The most recent failure, which occurred on Saturday, involved a Delta rocket carrying a weather satellite. The Delta had always been reliable; only 11 of 177 previous flights had gone awry, and more than 40 consecutive launches had been successful. But this time the first-stage engine prematurely shut off about 70 seconds into flight, the rocket started to tumble, and a safety officer blew it up. That followed by two weeks the failure of an Air Force Titan rocket that blew up five seconds after launch, the second Titan to explode in two attempts. Before Titan came the Challenger accident.
The Titan and Delta accidents would have drawn scant notice absent what happened to Challenger and what has been unearthed about NASA since. (The previous Titan accident last August was only a five-paragraph story on the major wire services.) But if the tendency four months ago in Congress, press and public was to lead cheers for NASA, the pendulum now has swung the other way. The post-Challenger investigations have shown that for years federal auditors complained of poor management at NASA; that in the case of the shuttle, serious questions were raised within the agency about safety and design, and were brushed aside; and that decision-making at certain critical points had about it all the orderliness and decorum of a clamorous crap-shoot.
Last week it was reported that as early as 1978 NASA engineers had expressed concern about the design of the leaking O-rings that are thought to have brought down Challenger; that a memo in 1979 labeled the joints these rings were meant to seal "completely unacceptable"; that in 1985 officials imposed a "launch constraint" on the problem, meaning no launches were to take place until it was fixed; and that a Marshall Space Flight Center official, Lawrence Mulloy, then signed six successive waivers to let the flights proceed anyway. The laws of probability seem to have taken it from there.

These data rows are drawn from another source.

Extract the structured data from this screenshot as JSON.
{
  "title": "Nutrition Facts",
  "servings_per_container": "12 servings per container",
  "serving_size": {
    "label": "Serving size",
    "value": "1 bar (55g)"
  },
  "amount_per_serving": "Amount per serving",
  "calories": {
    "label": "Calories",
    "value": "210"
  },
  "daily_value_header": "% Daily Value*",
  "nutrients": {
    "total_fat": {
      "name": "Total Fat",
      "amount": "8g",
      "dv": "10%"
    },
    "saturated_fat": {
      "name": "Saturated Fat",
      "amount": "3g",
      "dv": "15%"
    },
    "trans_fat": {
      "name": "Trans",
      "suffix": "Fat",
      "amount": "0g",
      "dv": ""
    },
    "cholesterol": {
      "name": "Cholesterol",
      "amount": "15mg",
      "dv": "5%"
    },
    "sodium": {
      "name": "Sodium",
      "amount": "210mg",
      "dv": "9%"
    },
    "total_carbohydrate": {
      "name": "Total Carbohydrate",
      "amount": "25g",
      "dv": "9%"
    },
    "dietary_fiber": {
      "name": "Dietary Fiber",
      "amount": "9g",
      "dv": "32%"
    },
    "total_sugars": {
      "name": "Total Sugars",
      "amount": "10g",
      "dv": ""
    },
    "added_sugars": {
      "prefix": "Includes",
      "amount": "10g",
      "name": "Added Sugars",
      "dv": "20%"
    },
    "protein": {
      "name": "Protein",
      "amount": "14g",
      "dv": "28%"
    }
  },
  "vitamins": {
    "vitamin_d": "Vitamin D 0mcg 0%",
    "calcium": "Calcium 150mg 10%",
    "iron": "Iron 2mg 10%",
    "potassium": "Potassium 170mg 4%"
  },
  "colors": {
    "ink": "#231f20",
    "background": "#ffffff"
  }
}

At Cape Canaveral yesterday, NASA staged a ceremony marking the 25th anniversary of the first manned American space flight, by Alan Shepard in 1961. NASA is justly famous for its PR. This was to remind us all of the glory days of the past and take the edge off the present unpleasantness. A year ago it might have worked; it always did before. Now PR isn't good enough. That is the least of what you would hope the agency has come to understand.